Make sure you scroll to the bottom to see what they were both staring at 























































And this is what they were so focused on!!!  One of my kitties - Mitten!


----------



## RachyBobs (Oct 18, 2009)

:001_wub: aww shes all grown up  hes lush aswell, look at those eyes...


----------



## catz4m8z (Aug 27, 2008)

Wow, they are both gorgeous dogs.
Looks like a slightly paranoid kitty though!!LOL


----------



## sketch (Sep 19, 2009)

Aw they are bootiful hun
xx


----------



## katiefranke (Oct 6, 2008)

he he, thanks guys! 

nah, kitty is fine - she is giving them a staring competition! the cats were pretty young still when we got mags, so they are used to her boisterous ways and they actually play now! lol 

she is probably thinking about how she can scale round the room without them noticing and jump on their heads!! ha ha


----------



## k9lover (Feb 22, 2010)

Aw, they're both stunning, with such cute expressions!!


----------



## lemmsy (May 12, 2008)

What a beautiful pair of doglets :001_wub:

Mitten is lovely too 
Did puddy-cat win the staring competition?


----------



## katiefranke (Oct 6, 2008)

lemmsy said:


> Did puddy-cat win the staring competition?

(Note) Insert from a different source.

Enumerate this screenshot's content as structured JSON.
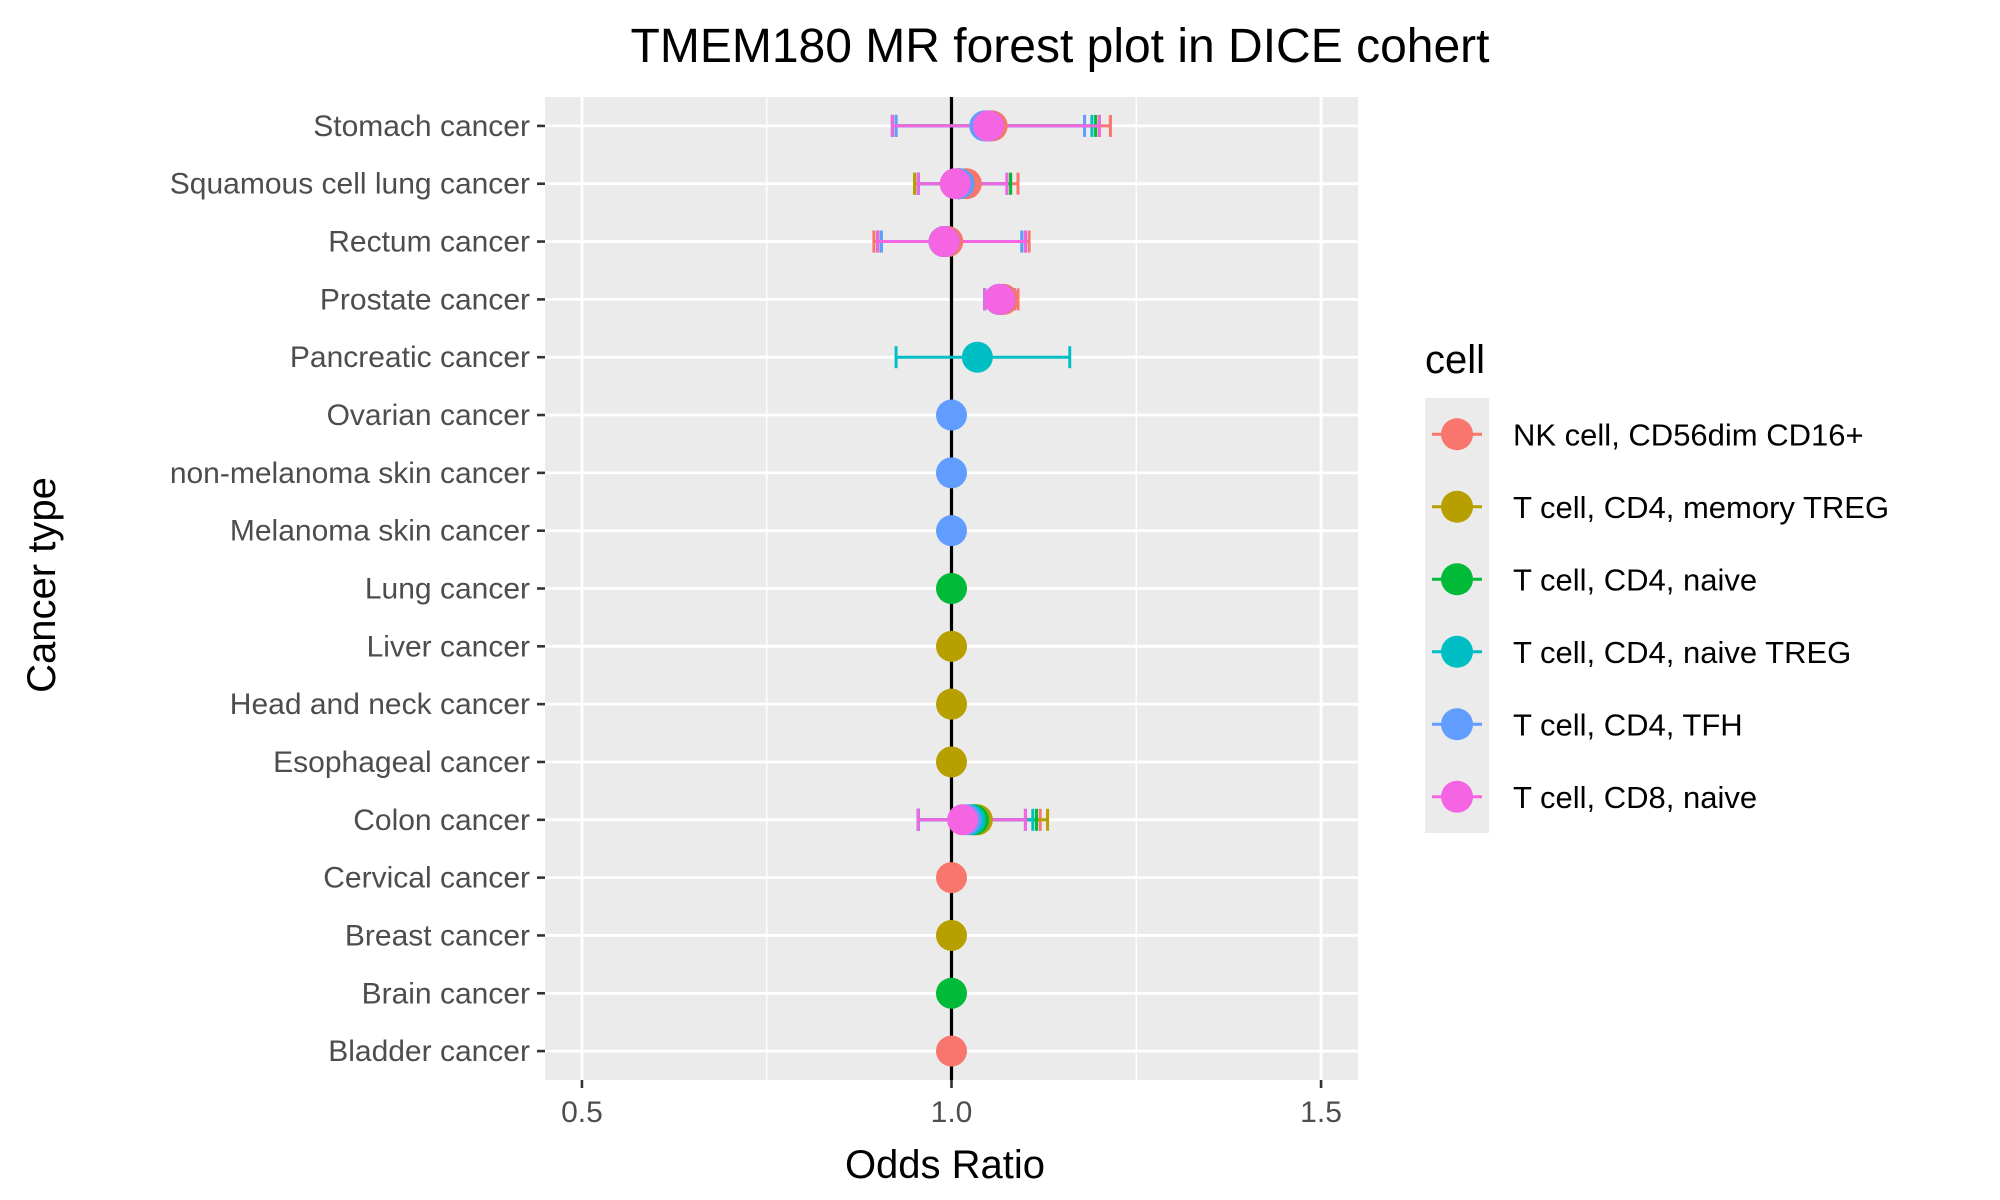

he he, yeah she always wins!!


----------



## Kinjilabs (Apr 15, 2009)

katiefranke said:


> This is maggie with her best friend Eszti (my sister's Hungarian Vizsla - hence the odd name, it means 'Star' in Hungarian)
> 
> Make sure you scroll to the bottom to see what they were both staring at
> 
> ...


Strange I know someone that lives near me with a Visla called Eszti .


----------



## katiefranke (Oct 6, 2008)

Kinjilabs said:


> Strange I know someone that lives near me with a Visla called Eszti .


Thats a coincidence cos Vizsla's dont seem to be that common and to know one with the name Eszti is even more so!! freaky...


----------



## Becki&Daisy (Oct 22, 2009)

They are both gorgeous!!!! But especially Maggie!! :blush:


----------



## katiefranke (Oct 6, 2008)

Becki&Daisy said:


> They are both gorgeous!!!! But especially Maggie!! :blush:


 thank you


----------



## LostGirl (Jan 16, 2009)

gorgeous dogs!!X


----------



## GSDlover4ever (Feb 21, 2009)

they are lovely and what intese looks they have.


----------



## katiefranke (Oct 6, 2008)

thanks guys - i think maggie was teaching everyone to practice the collie 'eye'


----------



## Natik (Mar 9, 2008)

im not a collie fan but i would have ur maggie without a doubt. She is the most beautifull collie i have seen :001_tt1:


----------



## nic101 (Jun 8, 2009)

they are both so stunning - especially maggie... her coat is a lovely colour and her eyes are stunning


----------



## katiefranke (Oct 6, 2008)

awww, thank you. thats nice of you to say Natik, esp not being a collie-fan


----------